- Tram Ho
Basecamp technology director David Heinemeier Hansson repeatedly criticized Apple for refusing to update Hey email app on the App Store. The incident came shortly after the European Commission announced its conduct of an antitrust investigation of Apple’s App Store.
Basecamp Hey is a newly launched email client that offers different experiences from traditional email applications like Gmail. Hey requires users to pay an annual subscription fee of 99 USD, but also offers a free trial period. However, if only stop there, the story has nothing to discuss.
The application seeks to not share 30% of revenue for Apple
Hey 1.0 was approved by Apple to launch on the App Store, just last week. But Apple reconsidered when Basecamp released the 1.0.1 update to fix the bug. A call and an email from Apple to Basecamp, said that the Hey application needs to perform the registration steps through the App Store payment system. Otherwise, the application will be deleted.

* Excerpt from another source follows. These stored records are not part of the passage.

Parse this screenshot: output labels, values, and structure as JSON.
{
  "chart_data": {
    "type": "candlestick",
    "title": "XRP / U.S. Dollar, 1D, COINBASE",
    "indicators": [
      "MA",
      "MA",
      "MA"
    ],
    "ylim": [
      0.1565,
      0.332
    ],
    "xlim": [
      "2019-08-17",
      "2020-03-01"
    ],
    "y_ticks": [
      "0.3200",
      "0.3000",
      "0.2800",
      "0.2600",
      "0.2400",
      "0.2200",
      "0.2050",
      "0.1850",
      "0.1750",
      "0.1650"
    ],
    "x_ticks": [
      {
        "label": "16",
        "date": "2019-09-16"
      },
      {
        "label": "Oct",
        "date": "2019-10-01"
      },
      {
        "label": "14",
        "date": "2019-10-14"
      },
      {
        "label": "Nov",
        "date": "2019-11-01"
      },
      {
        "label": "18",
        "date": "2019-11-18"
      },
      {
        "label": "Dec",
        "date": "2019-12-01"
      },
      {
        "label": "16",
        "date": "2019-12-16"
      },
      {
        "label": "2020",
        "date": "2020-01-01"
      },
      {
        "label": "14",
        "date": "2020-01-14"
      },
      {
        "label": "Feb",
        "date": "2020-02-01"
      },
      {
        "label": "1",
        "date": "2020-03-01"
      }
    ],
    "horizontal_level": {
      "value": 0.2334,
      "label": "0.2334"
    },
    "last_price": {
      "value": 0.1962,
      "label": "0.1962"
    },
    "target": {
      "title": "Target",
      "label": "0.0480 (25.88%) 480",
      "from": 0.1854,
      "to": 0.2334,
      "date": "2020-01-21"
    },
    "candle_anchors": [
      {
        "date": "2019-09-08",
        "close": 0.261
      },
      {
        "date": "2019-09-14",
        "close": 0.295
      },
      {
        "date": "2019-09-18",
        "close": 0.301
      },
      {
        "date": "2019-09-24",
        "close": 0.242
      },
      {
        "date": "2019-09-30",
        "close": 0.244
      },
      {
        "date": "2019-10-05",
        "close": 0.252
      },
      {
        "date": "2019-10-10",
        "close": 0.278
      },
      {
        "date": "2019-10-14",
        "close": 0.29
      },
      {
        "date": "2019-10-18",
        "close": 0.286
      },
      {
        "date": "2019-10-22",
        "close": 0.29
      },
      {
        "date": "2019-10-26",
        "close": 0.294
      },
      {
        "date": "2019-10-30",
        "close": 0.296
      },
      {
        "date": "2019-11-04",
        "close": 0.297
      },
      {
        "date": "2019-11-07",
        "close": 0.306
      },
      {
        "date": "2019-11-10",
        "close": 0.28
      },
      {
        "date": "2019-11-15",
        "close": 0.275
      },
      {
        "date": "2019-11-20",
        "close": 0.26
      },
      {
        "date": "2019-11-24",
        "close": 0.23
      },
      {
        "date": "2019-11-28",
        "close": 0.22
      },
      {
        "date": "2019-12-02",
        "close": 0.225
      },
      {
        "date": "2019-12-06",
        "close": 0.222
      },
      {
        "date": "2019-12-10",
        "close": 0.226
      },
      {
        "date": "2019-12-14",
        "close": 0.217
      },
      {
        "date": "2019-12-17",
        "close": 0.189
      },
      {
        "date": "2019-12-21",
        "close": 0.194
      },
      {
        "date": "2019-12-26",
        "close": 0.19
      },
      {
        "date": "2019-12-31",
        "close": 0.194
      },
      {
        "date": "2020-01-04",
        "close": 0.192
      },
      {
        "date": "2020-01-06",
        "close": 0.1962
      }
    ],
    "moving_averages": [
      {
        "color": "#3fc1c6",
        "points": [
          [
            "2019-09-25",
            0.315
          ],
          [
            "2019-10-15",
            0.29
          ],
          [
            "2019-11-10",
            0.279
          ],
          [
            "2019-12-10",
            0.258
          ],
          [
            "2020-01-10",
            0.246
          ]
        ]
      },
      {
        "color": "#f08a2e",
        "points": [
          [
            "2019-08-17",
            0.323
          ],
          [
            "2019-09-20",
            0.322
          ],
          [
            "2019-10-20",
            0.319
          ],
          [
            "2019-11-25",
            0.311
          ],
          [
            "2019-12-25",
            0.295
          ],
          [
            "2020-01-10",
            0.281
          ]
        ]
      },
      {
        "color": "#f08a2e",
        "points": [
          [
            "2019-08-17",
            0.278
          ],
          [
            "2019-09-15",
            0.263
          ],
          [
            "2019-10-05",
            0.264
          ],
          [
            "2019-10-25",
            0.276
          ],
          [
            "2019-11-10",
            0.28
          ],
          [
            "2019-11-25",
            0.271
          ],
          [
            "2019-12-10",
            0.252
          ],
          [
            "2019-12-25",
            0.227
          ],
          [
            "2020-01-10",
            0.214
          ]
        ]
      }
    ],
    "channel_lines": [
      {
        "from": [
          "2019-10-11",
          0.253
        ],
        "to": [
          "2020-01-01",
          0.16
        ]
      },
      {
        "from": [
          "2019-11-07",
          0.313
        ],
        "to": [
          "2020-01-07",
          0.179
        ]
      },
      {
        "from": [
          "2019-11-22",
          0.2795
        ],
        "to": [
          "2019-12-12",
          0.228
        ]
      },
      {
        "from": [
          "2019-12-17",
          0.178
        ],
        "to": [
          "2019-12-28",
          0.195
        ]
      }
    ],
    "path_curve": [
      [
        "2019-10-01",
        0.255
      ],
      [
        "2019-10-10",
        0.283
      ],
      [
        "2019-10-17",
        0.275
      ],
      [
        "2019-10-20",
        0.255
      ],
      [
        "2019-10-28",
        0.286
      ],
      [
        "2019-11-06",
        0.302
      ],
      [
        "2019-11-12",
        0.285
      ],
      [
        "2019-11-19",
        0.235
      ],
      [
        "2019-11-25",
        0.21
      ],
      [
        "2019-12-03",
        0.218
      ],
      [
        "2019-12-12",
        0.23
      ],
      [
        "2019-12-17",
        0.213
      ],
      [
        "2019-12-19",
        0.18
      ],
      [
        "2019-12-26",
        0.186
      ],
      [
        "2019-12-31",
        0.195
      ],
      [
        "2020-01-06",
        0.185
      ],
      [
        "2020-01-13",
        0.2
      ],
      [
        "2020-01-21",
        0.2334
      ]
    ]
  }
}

According to Hansson, Apple told Basecamp that Hey violated rule 3.1.1 in the App Store’s code of conduct. The following is the verbatim rule 3.1.1:
“If you want to unlock features or services in your app (for example, subscribing to a game, adding money to a game, accessing premium content or unlocking the full version), you must Use in-app purchase feature. Apps are not allowed to use separate mechanisms to unlock content or features. The application is also not allowed to use links, affiliate buttons or any recommendations that direct users to other forms of payment outside. “
Hey app does not allow users to register a subscription right in the app. Instead, users visit the Hey website to sign up, through Basecamp’s own payment channel. Like many other popular applications is Spotify or Netflix. The goal is to not share 30% of revenue for the App Store.
However, the confusing thing is that Hey 1.0 version has been accepted by Apple, while hey version 1.0.1 only fixes some minor errors and does not change the subscription form, it is rejected by Apple. Japan. The reason behind this is because Apple has one more rule, which is never open to developers.
According to the share of editor David Pierce at Protocol, who closely monitored the incident, Apple has an undisclosed secret to the developers:
“Apple told me that the real mistake was approving the app in the first place, when the app didn’t comply with the App Store rules. Apple allows apps of this type (applications that only allow logging in without the registration feature) for enterprise services, not for users. That’s why Basecamp (enterprise apps) is allowed on the App Store, and Hey (apps for users) is not allowed. ”
Another thing: “Apple allows ‘Reader’ applications, like Netflix or Kindle or Dropbox. These apps allow users to sign up for a subscription without going through the App Store’s in-app purchase. But email, messaging and other apps don’t count as Reader apps. ”
The developer community resented Apple
The developer community reacted harshly after this incident and was extremely indignant towards Apple. Because the rules were not clarified in the App Store manual. The long-standing indignation of developers also stems from the belief that the App Store taking 30% of the registration revenue from applications is unwarranted.
Basecamp’s CTO David Heinemeier Hansson insisted that he would not make changes at Apple’s request: “Even in 1 million years, we will never pay Apple a third of its revenue. yourself. It is a criminal act. And we will spend every dollar we have to get rid of that, to bring us to a better place. ”
On his Twitter page, Mr. Hansson constantly compared Apple as a gangster, blocking money from genuine business people, only that Apple has not been touched by the law. Although there have been many complaints like the case of Spotify, so far those complaints have not been resolved.
The reason Apple is able to freely set its “tax” rate to 30% is due to exclusivity. “Why do credit card transaction fees only fluctuate between 1.8 – 2.8%, while Apple’s App Store is set to charge 30%? It is because there is no competition. They have a monopoly, so they can decide everything themselves , ” Mr. Hansson said.